Question

One of two methods must be used to produce expansion anchors. Method A costs $70,000 initially and will have a $18,000 salvage value after 3 years. The operating cost with this method will be $22,000 per year. Method B will have a first cost of $105,000, an operating cost of $18,000 per year, and a $30,000 salvage value after its 3-year life. The interest rate for both the methods is 10%. Which method should be used on the basis of a present worth analysis? The present worth of method A is $______ and that of method B is $______ . Method __________ is selected by the company.

Answer 1

Ans: The present worth of method A is $111,188.4 and that of method B is $127,225.2. Method A is selected by the company.

Explanation:

Method A :

Initial costs = $70,000

Annual operating cost = $22,000

Salvage value (F ) = $18,000

n = 3 years

i = 10%

Present worth of method A = 70000 + 22000 ( P / A , i , n ) - 18000 ( P / F , i , n )

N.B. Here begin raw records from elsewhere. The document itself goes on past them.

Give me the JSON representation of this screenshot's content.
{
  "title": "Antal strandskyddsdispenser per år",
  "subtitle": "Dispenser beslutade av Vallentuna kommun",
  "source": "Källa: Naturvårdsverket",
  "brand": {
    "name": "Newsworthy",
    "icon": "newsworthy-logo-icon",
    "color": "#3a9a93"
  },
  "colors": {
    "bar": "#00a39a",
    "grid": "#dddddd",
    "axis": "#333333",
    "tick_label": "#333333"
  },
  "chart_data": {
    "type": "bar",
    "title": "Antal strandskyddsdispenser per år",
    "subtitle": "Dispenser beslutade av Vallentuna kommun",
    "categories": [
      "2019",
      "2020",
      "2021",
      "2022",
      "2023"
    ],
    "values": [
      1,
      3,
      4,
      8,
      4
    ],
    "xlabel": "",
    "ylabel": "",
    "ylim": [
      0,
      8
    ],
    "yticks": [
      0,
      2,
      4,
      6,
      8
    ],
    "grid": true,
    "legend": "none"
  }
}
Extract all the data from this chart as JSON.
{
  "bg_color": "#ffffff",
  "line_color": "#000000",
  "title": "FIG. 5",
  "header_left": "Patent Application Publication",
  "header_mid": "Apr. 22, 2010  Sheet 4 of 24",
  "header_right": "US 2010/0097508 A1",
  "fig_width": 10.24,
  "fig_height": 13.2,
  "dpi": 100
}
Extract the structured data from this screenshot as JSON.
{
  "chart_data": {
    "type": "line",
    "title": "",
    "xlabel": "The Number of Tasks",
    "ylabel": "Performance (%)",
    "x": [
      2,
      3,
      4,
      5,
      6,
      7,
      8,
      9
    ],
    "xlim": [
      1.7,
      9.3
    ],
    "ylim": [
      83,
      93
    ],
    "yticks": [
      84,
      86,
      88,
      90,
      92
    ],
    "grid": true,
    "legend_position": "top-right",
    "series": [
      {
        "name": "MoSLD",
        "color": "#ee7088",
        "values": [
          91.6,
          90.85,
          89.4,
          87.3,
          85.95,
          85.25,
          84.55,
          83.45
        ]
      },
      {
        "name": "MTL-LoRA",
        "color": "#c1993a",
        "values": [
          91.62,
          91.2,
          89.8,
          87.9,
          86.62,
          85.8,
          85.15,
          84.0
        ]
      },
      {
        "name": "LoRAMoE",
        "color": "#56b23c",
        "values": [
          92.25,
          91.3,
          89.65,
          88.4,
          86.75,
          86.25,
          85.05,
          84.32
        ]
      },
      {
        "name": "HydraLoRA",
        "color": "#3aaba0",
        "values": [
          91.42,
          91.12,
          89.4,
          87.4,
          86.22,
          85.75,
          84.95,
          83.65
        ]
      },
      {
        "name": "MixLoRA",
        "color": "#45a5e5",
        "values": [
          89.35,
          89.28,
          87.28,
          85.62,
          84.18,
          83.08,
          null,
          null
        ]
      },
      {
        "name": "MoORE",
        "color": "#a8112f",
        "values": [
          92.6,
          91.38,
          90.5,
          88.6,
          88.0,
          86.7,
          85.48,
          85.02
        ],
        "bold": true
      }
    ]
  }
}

  = 70000 + 22000 ( P / A , 10% , 3 ) - 18000 ( P / F , 10% , 3)

= 70000 + 22000 (2.4869 ) - 18000 ( 0.7513)

= 70000 + 54711.8 - 13523.4

= 124711.8 - 13523.4

= $111,188.4

Method B:

Initial costs = $105,000

Annual operating cost = $18,000

Salvage value (F ) = $30,000

n = 3 years

i = 10%

Present worth of method B = 105000 + 18000 ( P / A , i , n ) - 30000 ( P / F , i , n )

  = 105000 + 18000 ( P / A , 10% , 3 ) - 30000 ( P / F , 10% , 3)

= 105000+ 18000 (2.4869 ) - 30000 ( 0.7513)

= 105000 + 44764.2 - 22539

= 149764.2 - -22539

= $127,225.2

The total present worth cost of method A is less than that of method B. So method A should be selected.